Labour leader David Cunliffe took the attack to Prime Minister John Key as the Government backed a convention centre deal with SkyCity, claiming there was nothing "Trader John" would not trade.

Mr Cunliffe said the New Zealand International Convention Centre Bill - which passed its final vote yesterday by 61 votes to 59 - bailed out big business and went against the interests of New Zealand families.

"The Prime Minister's personal style is on display for the world to see. Business calls him a map with no compass. He's known colloquially as Trader John and there is nothing, Sir, nothing that he will not trade."

The Labour leader claimed the Government had given SkyCity special treatment, and cited the Auditor-General's investigation into the "flawed" tender process for a convention centre.


Finance Minister Bill English said the Government had carefully managed the risk of increased gambling facilities at SkyCity, and these risks were outweighed by the economic benefits of the deal. Mr English said 1000 people would be employed during the construction of the convention centre and 800 staff would be employed once it was built. He estimated it would generate $90 million a year in spending by delegates and an increase to GDP of $49 million.

SkyCity will build a $400 million international convention centre capable of hosting 3500 delegates as part of a deal which will extend their licence for 30 years and allow the casino to expand its gambling floor.

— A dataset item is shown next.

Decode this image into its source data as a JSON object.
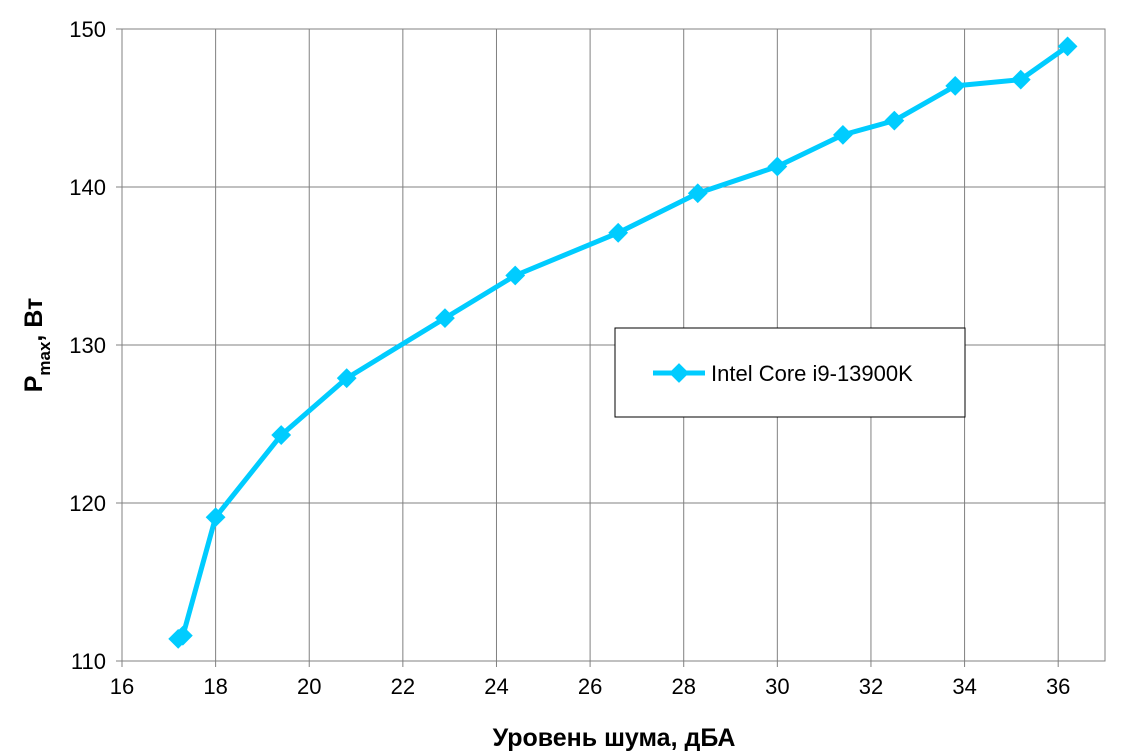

SkyCity chief Nigel Morrison said these concessions would begin when the company signed a construction contract - expected to be in the second half of next year.

Mr Cunliffe said Labour would not "dynamite" a half-built convention centre at SkyCity if it came into power. But his party would not agree to a clause in the bill which required the Government to compensate SkyCity if it changed laws before 2048.

Before the debate, the Green Party called on all MPs to declare any shareholdings in SkyCity.

Co-leader Metiria Turei said disclosure rules applied if an MP, their spouse, children or a trust they had an interest in had shares in SkyCity.